Dass Manning erst im Mai freikommt, ist nach einem Bericht der "New York Times" der üblichen Übergangszeit bei Begnadigungen geschuldet. In dieser Zeit solle etwa ein Ort gefunden werden, an dem Manning nach ihrer Freilassung leben könne.

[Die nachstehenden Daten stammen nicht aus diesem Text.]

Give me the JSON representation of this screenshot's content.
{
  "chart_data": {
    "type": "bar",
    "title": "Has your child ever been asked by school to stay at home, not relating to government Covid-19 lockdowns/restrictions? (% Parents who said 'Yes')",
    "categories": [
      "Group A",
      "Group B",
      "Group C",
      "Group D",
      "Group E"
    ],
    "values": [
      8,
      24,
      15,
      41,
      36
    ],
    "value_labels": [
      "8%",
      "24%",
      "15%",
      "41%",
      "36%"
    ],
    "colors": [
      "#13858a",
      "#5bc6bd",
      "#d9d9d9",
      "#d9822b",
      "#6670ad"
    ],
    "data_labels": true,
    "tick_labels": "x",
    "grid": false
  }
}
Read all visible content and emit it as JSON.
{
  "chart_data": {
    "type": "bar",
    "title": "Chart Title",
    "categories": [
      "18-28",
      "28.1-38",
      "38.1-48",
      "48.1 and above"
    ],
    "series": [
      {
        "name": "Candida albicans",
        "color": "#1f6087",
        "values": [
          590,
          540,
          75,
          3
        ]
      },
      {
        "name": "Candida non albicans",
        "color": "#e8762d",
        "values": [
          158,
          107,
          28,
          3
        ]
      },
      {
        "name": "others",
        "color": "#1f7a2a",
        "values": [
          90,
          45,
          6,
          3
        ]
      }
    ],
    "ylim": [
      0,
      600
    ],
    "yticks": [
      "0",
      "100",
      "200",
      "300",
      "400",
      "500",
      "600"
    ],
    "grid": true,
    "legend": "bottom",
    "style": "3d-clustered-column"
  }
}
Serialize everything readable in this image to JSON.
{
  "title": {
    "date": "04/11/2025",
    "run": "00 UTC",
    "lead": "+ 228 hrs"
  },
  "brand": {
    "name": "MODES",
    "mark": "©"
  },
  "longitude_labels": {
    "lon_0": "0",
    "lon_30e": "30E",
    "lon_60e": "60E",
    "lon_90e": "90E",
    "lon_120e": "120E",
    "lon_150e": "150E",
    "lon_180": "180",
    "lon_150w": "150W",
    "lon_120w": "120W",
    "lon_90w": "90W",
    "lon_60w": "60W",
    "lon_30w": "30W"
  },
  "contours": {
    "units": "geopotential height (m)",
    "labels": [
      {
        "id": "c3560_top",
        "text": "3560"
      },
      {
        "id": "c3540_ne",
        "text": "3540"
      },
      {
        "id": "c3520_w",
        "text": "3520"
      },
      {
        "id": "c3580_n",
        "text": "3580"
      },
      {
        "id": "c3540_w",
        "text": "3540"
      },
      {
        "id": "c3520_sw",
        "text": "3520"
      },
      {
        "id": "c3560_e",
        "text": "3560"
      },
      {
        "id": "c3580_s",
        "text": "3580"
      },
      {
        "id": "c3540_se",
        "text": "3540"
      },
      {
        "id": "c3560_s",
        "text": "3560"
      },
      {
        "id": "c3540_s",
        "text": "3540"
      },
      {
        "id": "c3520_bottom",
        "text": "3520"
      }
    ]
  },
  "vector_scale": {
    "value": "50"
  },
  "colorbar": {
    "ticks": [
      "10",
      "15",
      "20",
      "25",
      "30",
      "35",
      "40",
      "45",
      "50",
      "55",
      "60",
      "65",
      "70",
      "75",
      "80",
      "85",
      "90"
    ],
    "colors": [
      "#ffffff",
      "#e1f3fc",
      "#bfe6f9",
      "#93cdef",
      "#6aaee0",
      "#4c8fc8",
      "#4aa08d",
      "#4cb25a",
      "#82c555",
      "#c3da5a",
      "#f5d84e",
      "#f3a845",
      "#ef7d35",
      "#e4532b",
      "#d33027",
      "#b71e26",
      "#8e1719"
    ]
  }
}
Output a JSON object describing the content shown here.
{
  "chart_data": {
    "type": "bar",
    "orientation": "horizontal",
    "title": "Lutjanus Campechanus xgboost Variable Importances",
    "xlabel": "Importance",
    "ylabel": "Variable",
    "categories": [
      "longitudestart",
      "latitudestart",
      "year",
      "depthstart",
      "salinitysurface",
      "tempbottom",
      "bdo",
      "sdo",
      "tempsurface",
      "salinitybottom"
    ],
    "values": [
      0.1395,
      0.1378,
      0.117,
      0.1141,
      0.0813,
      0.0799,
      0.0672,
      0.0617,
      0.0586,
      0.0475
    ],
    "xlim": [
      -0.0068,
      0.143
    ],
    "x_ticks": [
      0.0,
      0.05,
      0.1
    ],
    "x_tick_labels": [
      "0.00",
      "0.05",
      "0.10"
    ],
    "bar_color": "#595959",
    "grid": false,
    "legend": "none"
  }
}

Dank der Begnadigung müssten sich die Behörden nun auch nicht mehr mit der schwierigen Forderung Mannings nach einer Geschlechtsumwandlung befassen.

Das ursprüngliche Strafmaß von 35 Jahren Haft sei im Vergleich zu anderen Urteilen gegen sogenannte Whistleblower nicht verhältnismäßig gewesen, sagte Obama am Abend bei seiner letzten Pressekonferenz. "Ich bin guten Mutes, dass der Gerechtigkeit genüge getan ist und trotzdem ein Zeichen gesetzt wurde." Niemand solle glauben, dass der Verrat von Details über die Nationale Sicherheit der Vereinigten Staaten ungesühnt bleibe.

Auf die Zukunft von Assange wollte Obama nicht näher eingehen. Grundsätzlich müsse aber im Online-Zeitalter eine vernünftige Balance zwischen Informationsfreiheit und dem Schutz sensibler Daten gefunden werden, so der scheidende US-Präsident.

Geteiltes Echo auf Begnadigung

Prominente Republikaner kritisierten die Begnadigung Mannings scharf. Kongress-Sprecher Paul D. Ryan nannte Obamas Beschluss ungeheuerlich. "Präsident Obama hinterlässt einen gefährlichen Präzedenzfall, dass diejenigen, die unsere nationale Sicherheit gefährden, nicht für ihre Verbrechen zur Rechenschaft gezogen werden", twitterte Ryan.

Die Organisation Reporter ohne Grenzen würdigte die Begnadigung Mannings als "lange überfälligen Schritt" und forderte ein Ende der Verfolgung weiterer Whistleblower wie Snowden. Das Vorgehen gegen investigative Vorgehen und Whistleblower habe unter Obama "besorgniserregende Ausmaße angenommen".

Auch der frühere US-Geheimdienstmitarbeiter Edward Snowden begrüßte Mannings Begnadigung und schrieb: "Danke, Obama." An die Whistleblowerin gerichtet fügte Snowden hinzu: "In fünf Monaten bist du frei. Danke für das, was du für alle getan hast, Chelsea. Bleib noch eine Weile stark!" Snowden hatte selbst als Whistleblower die NSA-Abhöraktionen öffentlich gemacht und muss eine hohe Strafe in den USA befürchten, falls er aus seinem Asyl in Russland heimkehrt.